第8話 魔法少女に眠ったままのまち(2)

「魔法少女は、魔法の行使によって奇跡を起こす存在ピコ。アメが意思を持ってそれに触れれば、奇跡はおのずと起きるはずピコ」


 さあ、とぴこぴに誘われるままメリーゴーランドに近づく。

 華美な鞍で装飾された作り物の白馬は、片脚を振り上げ今まさに走りださんとしたままで固まっていた。

 ……太く丈夫そうな、そのくびに触れる。


「……何も起こらないけど」

「……うーん、もしかしたら魔法少女の姿にならなきゃいけないのかもピコ」


 ビル倒壊に巻き込まれた時以来、正式契約後初めての変身だ。

 

「えーと……」


 私が照れくさそうにしていると、ぴこぴは察した様子で先に述べる。


「私のあとに続くピコよ。

 二十五時の鐘、鎮魂の楔────」

「それ毎回言わなきゃいけないの?」

「当たり前ピコ! 変身詠唱は魔法少女の特権ピコでしょうが!」

「りょ、了解です……」


 この前は緊急事態だったから迷いなく言えたが、そうでない時では少し気恥しい。

 まずはこの文言になれる必要がありそうだ。


『二十五時の鐘、鎮魂の楔、羊の手をひいて唄う。

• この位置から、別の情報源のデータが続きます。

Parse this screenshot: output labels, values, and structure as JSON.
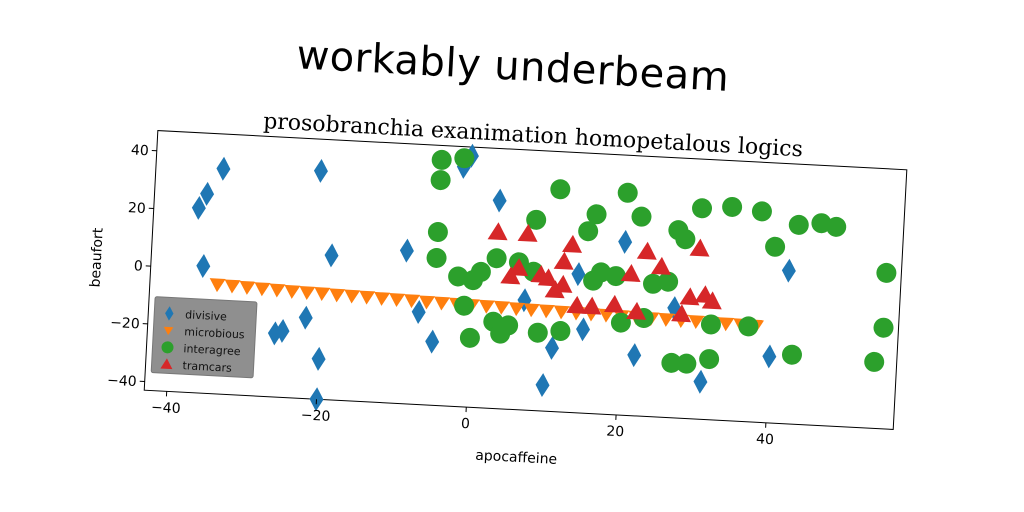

汝、朧月夜の影。

 ────供献花レゾナンス!』


 ぴこぴに合わせて詠唱を言い放つ。

 すると私の掌に真紅色の粒子が集まり、椿の花を象った。それを掴むと、魔力の粒子は私を包み込み────

 やがて、ゴシック&ロリィタの魔法少女が顕現した。


「魔法少女姿のアメ、やっぱりイケてるピコねえ~」

「センキュー」


 両手でカメラジェスチャーを取るぴこぴを横目に、もう一度白馬に触れる。


「念じるピコ! 直に魔力を送り込むイメージピコ!」

「むむむむ……」


 動いて、と思いを込める────瞬間、メリーゴーランドは絢爛に輝き、ゆっくりと回り始めた。それに合わせていかにも遊園地園内ですといった、メルヘンな音楽が鳴り響く。

 眠ったままのまちに、微かにだが光が灯った。


「……動いた!」

「すごいピコ!」


 しかし感動も束の間。

 二歩三歩と脚を進めるや否や、ゆっくりと白馬の歩みは止まってしまった。


「あれ……」


 装飾照明の灯りが落ちて、音楽は鳴りやみ、メリーゴーランドは瞳を閉ざす。

 まるで時間が止まってしまったかのように。まちは再び、夜の一色に包まれた。


「やっぱり……ピコか」


 ぴこぴは納得したように、腕を組み黙り込んだ。私は訳が分からず問いかける。


「どういうこと?」

「アメの……魔法少女の力が、どうやら不安定みたいピコ。私の魔力供給が上手くいってないのか、はたまた別の理由なのか。原因は分からないけど、上手く魔法少女の本来の実力を発揮できてないみたいなんだピコ」

「もしかして……私、魔法少女の才能ない?」

「いや……」

「……ようやく頑張ろうって思えたから、もしそうだったらちょっと、落ち込む……」


 ぴこぴの錯覚シールが上手く発動しなかった時も、今だってそうだ。

 分からないけど自分の未熟な何かが、魔法の邪魔をしてしまっているんじゃないかという不安が、頭の片隅にずっとあった。


 自分が嫌になる。

 覚悟を決めて、やっとなることができた魔法少女。夢物語の存在。

 なのに私はその詠唱すら恥ずかしがっていた。


 少しすれた私は、漫画やアニメで目にする、魔法少女に選ばれる人物像とはほど遠い。

 活発で人に好かれ、優しく責任感のある、けれど夢見がちな彼女らとは、似ても似つかない人格だ。


 ……自分は魔法少女に向いていないのではないか。

 そんな疑念に蓋をして、今も魔法少女の姿に換装している。高揚感、好奇心。それ以外は考えないように。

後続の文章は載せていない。